Produced by Focus Features and Brad Pitt’s production company, Plan B, Anemone reportedly explores “the intricate relationships between fathers, sons, and brothers, and the dynamics of familial bonds.” Day-Lewis stars opposite Sean Bean, Samantha Morton, Samuel Bottomley, and Safia Oakley-Green. The 67-year-old is also involved with the project behind the scenes, having cowritten the screenplay with his 26-year-old son.
Day-Lewis talked a big game about ending his acting career in 2017, during his press tour for Paul Thomas Anderson’s Phantom Thread. “All my life, I’ve mouthed off about how I should stop acting, and I don’t know why it was different this time, but the impulse to quit took root in me, and that became a compulsion,” he told W magazine at the time. “It was something I had to do.” His publicist, Leslee Dart, confirmed the news in a statement to The Hollywood Reporter. “Daniel Day-Lewis will no longer be working as an actor,” read the statement. “He is immensely grateful to all of his collaborators and audiences over the many years. This is a private decision, and neither he nor his representatives will make any further comment on this subject.”
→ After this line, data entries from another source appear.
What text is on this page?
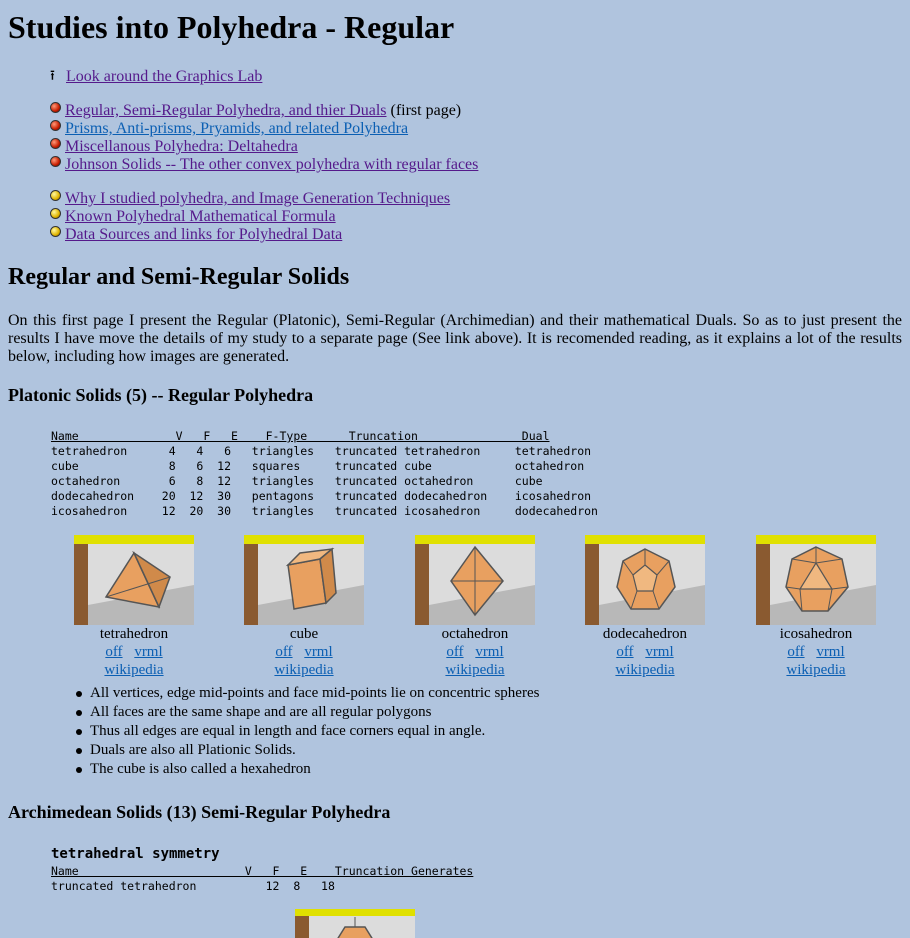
Studies into Polyhedra - Regular
⭱ Look around the Graphics Lab
Regular, Semi-Regular Polyhedra, and thier Duals (first page)
Prisms, Anti-prisms, Pryamids, and related Polyhedra
Miscellanous Polyhedra: Deltahedra
Johnson Solids -- The other convex polyhedra with regular faces
Why I studied polyhedra, and Image Generation Techniques
Known Polyhedral Mathematical Formula
Data Sources and links for Polyhedral Data
Regular and Semi-Regular Solids

On this first page I present the Regular (Platonic), Semi-Regular (Archimedian) and their mathematical Duals. So as to just present the results I have move the details of my study to a separate page (See link above). It is recomended reading, as it explains a lot of the results below, including how images are generated.

Platonic Solids (5) -- Regular Polyhedra
Name              V   F   E    F-Type      Truncation               Dual
tetrahedron      4   4   6   triangles   truncated tetrahedron     tetrahedron
cube             8   6  12   squares     truncated cube            octahedron
octahedron       6   8  12   triangles   truncated octahedron      cube
dodecahedron    20  12  30   pentagons   truncated dodecahedron    icosahedron
icosahedron     12  20  30   triangles   truncated icosahedron     dodecahedron
tetrahedron
off vrml
wikipedia
cube
off vrml
wikipedia
octahedron
off vrml
wikipedia
dodecahedron
off vrml
wikipedia
icosahedron
off vrml
wikipedia
All vertices, edge mid-points and face mid-points lie on concentric spheres
All faces are the same shape and are all regular polygons
Thus all edges are equal in length and face corners equal in angle.
Duals are also all Plationic Solids.
The cube is also called a hexahedron
Archimedean Solids (13) Semi-Regular Polyhedra
tetrahedral symmetry
Name                        V   F   E    Truncation Generates
truncated tetrahedron          12  8   18
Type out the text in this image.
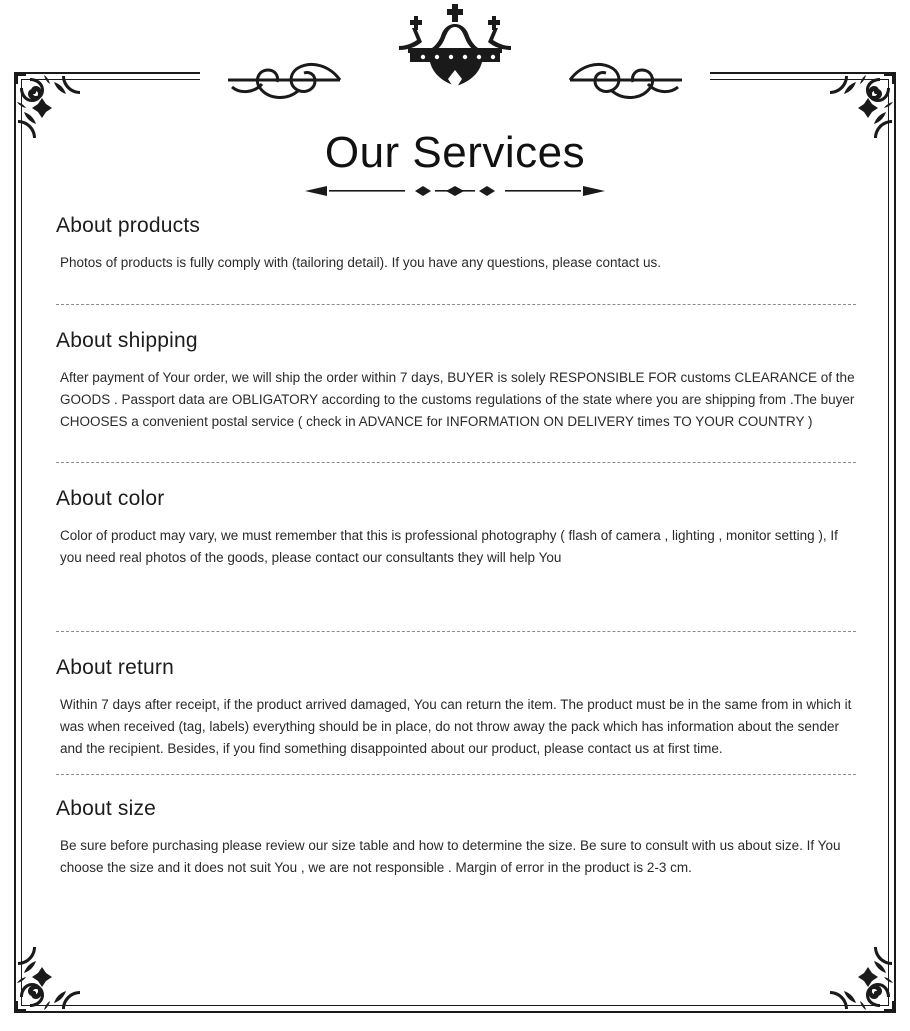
Our Services
About products

Photos of products is fully comply with (tailoring detail). If you have any questions, please contact us.

About shipping

After payment of Your order, we will ship the order within 7 days, BUYER is solely RESPONSIBLE FOR customs CLEARANCE of the GOODS . Passport data are OBLIGATORY according to the customs regulations of the state where you are shipping from .The buyer CHOOSES a convenient postal service ( check in ADVANCE for INFORMATION ON DELIVERY times TO YOUR COUNTRY )

About color

Color of product may vary, we must remember that this is professional photography ( flash of camera , lighting , monitor setting ), If you need real photos of the goods, please contact our consultants they will help You

About return

Within 7 days after receipt, if the product arrived damaged, You can return the item. The product must be in the same from in which it was when received (tag, labels) everything should be in place, do not throw away the pack which has information about the sender and the recipient. Besides, if you find something disappointed about our product, please contact us at first time.

About size

Be sure before purchasing please review our size table and how to determine the size. Be sure to consult with us about size. If You choose the size and it does not suit You , we are not responsible . Margin of error in the product is 2-3 cm.
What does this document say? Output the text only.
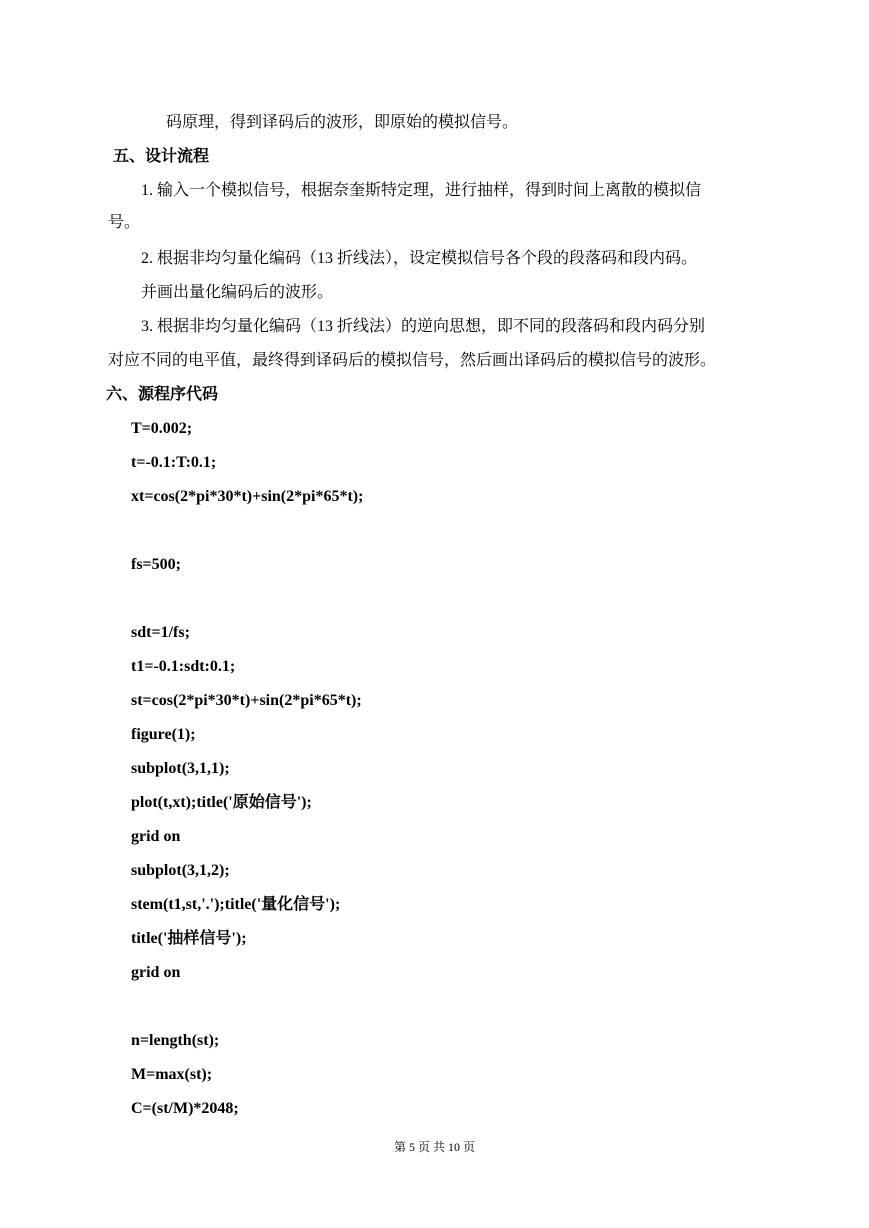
码原理，得到译码后的波形，即原始的模拟信号。
五、设计流程
1. 输入一个模拟信号，根据奈奎斯特定理，进行抽样，得到时间上离散的模拟信
号。
2. 根据非均匀量化编码（13 折线法），设定模拟信号各个段的段落码和段内码。
并画出量化编码后的波形。
3. 根据非均匀量化编码（13 折线法）的逆向思想，即不同的段落码和段内码分别
对应不同的电平值，最终得到译码后的模拟信号，然后画出译码后的模拟信号的波形。
六、源程序代码
T=0.002;
t=-0.1:T:0.1;
xt=cos(2*pi*30*t)+sin(2*pi*65*t);
fs=500;
sdt=1/fs;
t1=-0.1:sdt:0.1;
st=cos(2*pi*30*t)+sin(2*pi*65*t);
figure(1);
subplot(3,1,1);
plot(t,xt);title('原始信号');
grid on
subplot(3,1,2);
stem(t1,st,'.');title('量化信号');
title('抽样信号');
grid on
n=length(st);
M=max(st);
C=(st/M)*2048;
第 5 页 共 10 页
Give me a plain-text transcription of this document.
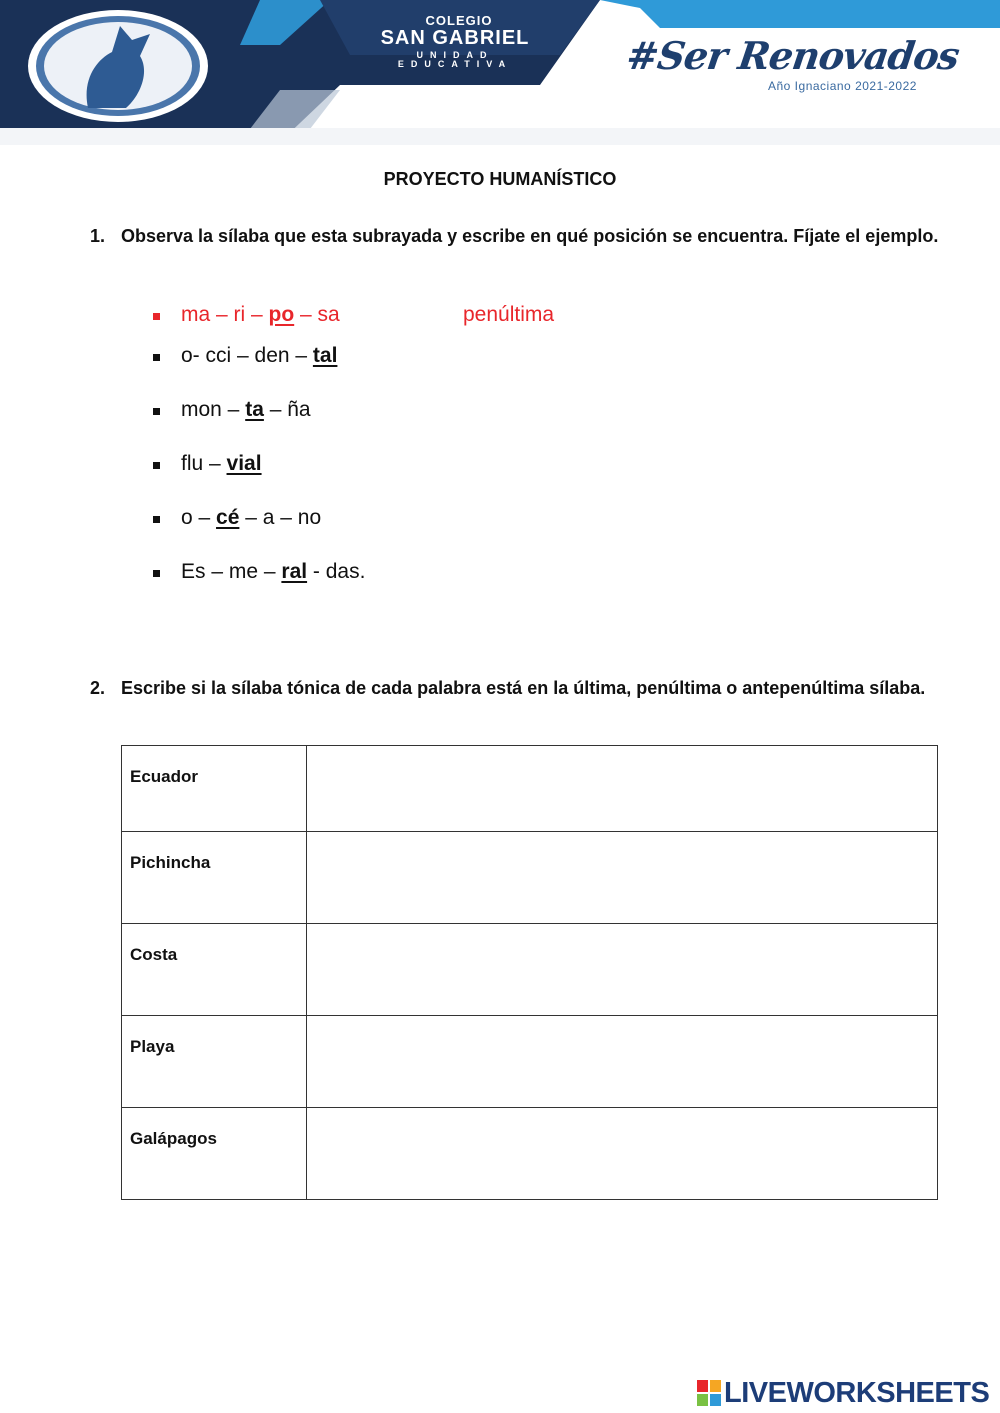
COLEGIO
SAN GABRIEL
UNIDAD EDUCATIVA	#Ser Renovados
Año Ignaciano 2021-2022
PROYECTO HUMANÍSTICO
1. Observa la sílaba que esta subrayada y escribe en qué posición se encuentra. Fíjate el ejemplo.
ma – ri – po – sa	penúltima
o- cci – den – tal
mon – ta – ña
flu – vial
o – cé – a – no
Es – me – ral - das.
2. Escribe si la sílaba tónica de cada palabra está en la última, penúltima o antepenúltima sílaba.
Ecuador	
Pichincha	
Costa	
Playa	
Galápagos	
LIVEWORKSHEETS
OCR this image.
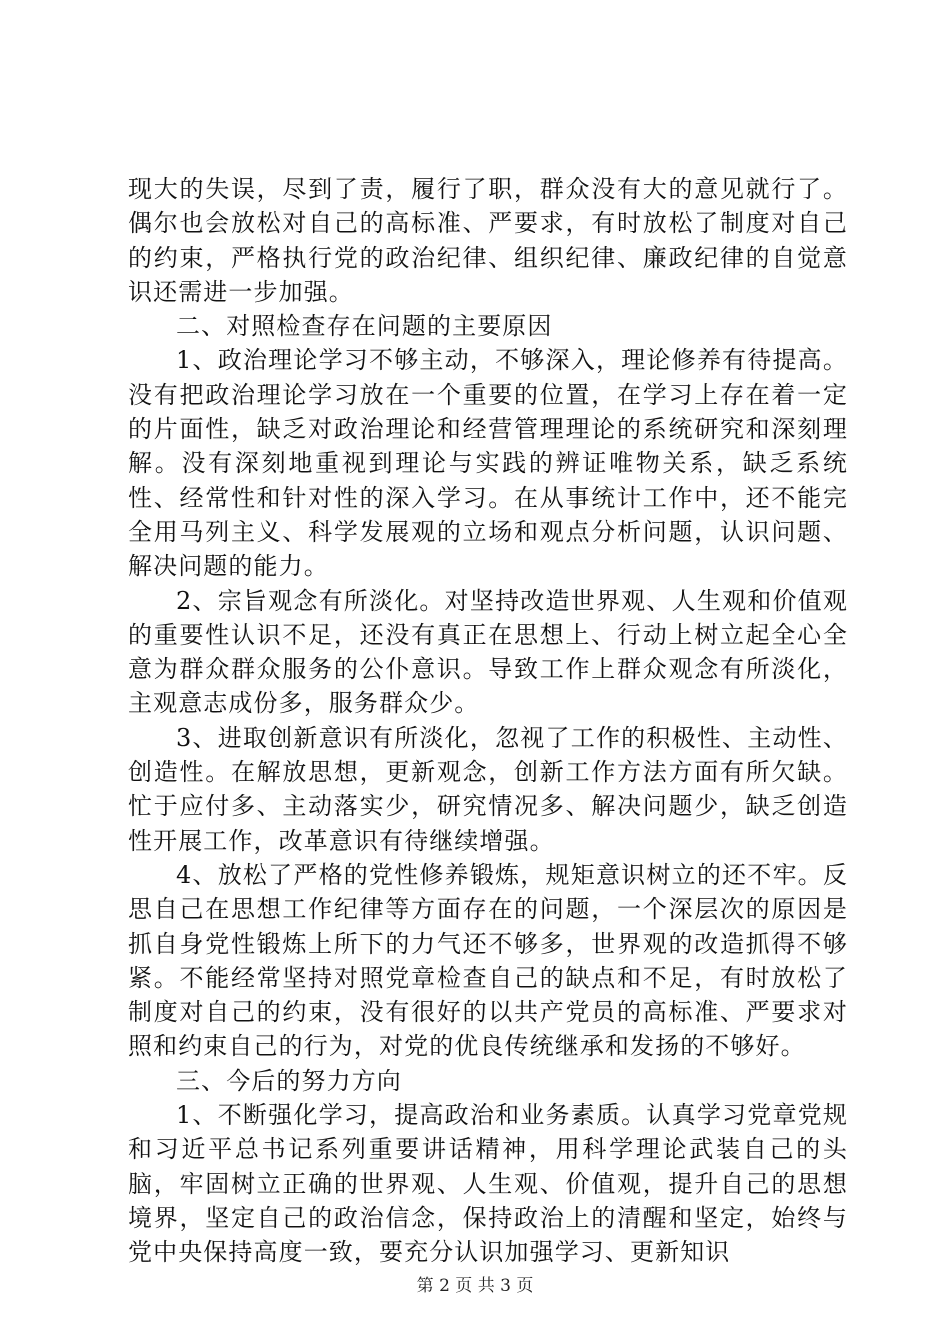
现大的失误，尽到了责，履行了职，群众没有大的意见就行了。偶尔也会放松对自己的高标准、严要求，有时放松了制度对自己的约束，严格执行党的政治纪律、组织纪律、廉政纪律的自觉意识还需进一步加强。

二、对照检查存在问题的主要原因

1、政治理论学习不够主动，不够深入，理论修养有待提高。没有把政治理论学习放在一个重要的位置，在学习上存在着一定的片面性，缺乏对政治理论和经营管理理论的系统研究和深刻理解。没有深刻地重视到理论与实践的辨证唯物关系，缺乏系统性、经常性和针对性的深入学习。在从事统计工作中，还不能完全用马列主义、科学发展观的立场和观点分析问题，认识问题、解决问题的能力。

2、宗旨观念有所淡化。对坚持改造世界观、人生观和价值观的重要性认识不足，还没有真正在思想上、行动上树立起全心全意为群众群众服务的公仆意识。导致工作上群众观念有所淡化，主观意志成份多，服务群众少。

3、进取创新意识有所淡化，忽视了工作的积极性、主动性、创造性。在解放思想，更新观念，创新工作方法方面有所欠缺。忙于应付多、主动落实少，研究情况多、解决问题少，缺乏创造性开展工作，改革意识有待继续增强。

4、放松了严格的党性修养锻炼，规矩意识树立的还不牢。反思自己在思想工作纪律等方面存在的问题，一个深层次的原因是抓自身党性锻炼上所下的力气还不够多，世界观的改造抓得不够紧。不能经常坚持对照党章检查自己的缺点和不足，有时放松了制度对自己的约束，没有很好的以共产党员的高标准、严要求对照和约束自己的行为，对党的优良传统继承和发扬的不够好。

三、今后的努力方向

1、不断强化学习，提高政治和业务素质。认真学习党章党规和习近平总书记系列重要讲话精神，用科学理论武装自己的头脑，牢固树立正确的世界观、人生观、价值观，提升自己的思想境界，坚定自己的政治信念，保持政治上的清醒和坚定，始终与党中央保持高度一致，要充分认识加强学习、更新知识

第 2 页 共 3 页
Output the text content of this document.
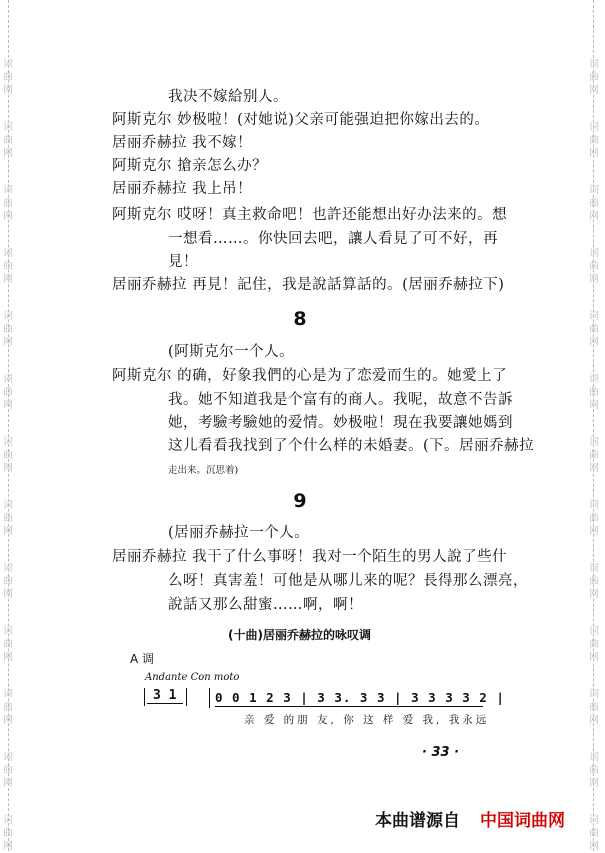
词
曲
网
词
曲
网
词
曲
网
词
曲
网
词
曲
网
词
曲
网
词
曲
网
词
曲
网
词
曲
网
词
曲
网
词
曲
网
词
曲
网
词
曲
网
词
曲
网
词
曲
网
词
曲
网
词
曲
网
词
曲
网
词
曲
网
词
曲
网
词
曲
网
词
曲
网
词
曲
网
词
曲
网
词
曲
网
词
曲
网
我决不嫁給别人。
阿斯克尔 妙极啦！(对她说)父亲可能强迫把你嫁出去的。
居丽乔赫拉 我不嫁！
阿斯克尔 搶亲怎么办？
居丽乔赫拉 我上吊！
阿斯克尔 哎呀！真主救命吧！也許还能想出好办法来的。想
一想看……。你快回去吧，讓人看見了可不好，再
見！
居丽乔赫拉 再見！記住，我是說話算話的。(居丽乔赫拉下)
8
(阿斯克尔一个人。
阿斯克尔 的确，好象我們的心是为了恋爱而生的。她愛上了
我。她不知道我是个富有的商人。我呢，故意不告訴
她，考驗考驗她的爱情。妙极啦！現在我要讓她媽到
这儿看看我找到了个什么样的未婚妻。(下。居丽乔赫拉
走出来。沉思着)
9
(居丽乔赫拉一个人。
居丽乔赫拉 我干了什么事呀！我对一个陌生的男人說了些什
么呀！真害羞！可他是从哪儿来的呢？長得那么漂亮，
說話又那么甜蜜……啊，啊！
(十曲)居丽乔赫拉的咏叹调
A 调
Andante Con moto
3 1	0 0 1 2 3 | 3 3. 3 3 | 3 3 3 3 2 |
亲 爱 的朋 友, 你 这 样 爱 我, 我永远
· 33 ·
本曲谱源自 中国词曲网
Thankfully, it seems he might have spoken too soon. Widely considered one of the greatest actors of his generation, Day-Lewis has won the most best-actor Oscars in Academy history, taking home the trophy for 1989’s My Left Foot, 2007’s There Will Be Blood, and 2012’s Lincoln. He’s been nominated for three more best-actor Oscars as well—for 2002’s Gangs of New York, 1993’s In the Name of the Father, and 2017’s Phantom Thread. Prior to his 2017 announcement, Day-Lewis had made other proclamations about retiring from acting, with the actor retreating from film in the late 1990s and entering “semi-retirement” in Florence, Italy, to focus on his other passions: woodworking and shoemaking.
In 1989, Day-Lewis walked out mid-show while he was playing Hamlet at the National Theatre in London, saying that he saw his father’s ghost. He subsequently quit the production and retired from stage acting. Years later, in an interview with Time magazine, the actor claimed that he was perhaps speaking more metaphorically: “I may have said a lot of things in the immediate aftermath and to some extent I probably saw my father’s ghost every night, because of course if you’re working in a play like Hamlet, you explore everything through your own experience.” In any case, he hasn’t done a stage production since.
Rather than follow in his father’s footsteps, Ronan Day-Lewis took a different artistic path. He is primarily a painter who has exhibited his works in New York. His first international solo exhibition debuts Wednesday in Hong Kong. The elder Day-Lewis has three sons: 29-year-old Gabriel-Kane, Ronan, and 22-year-old Cashel. So if Daniel Day-Lewis claims he is retiring again after this, know there are at least two other sons who may lure him back with screenplays of their own.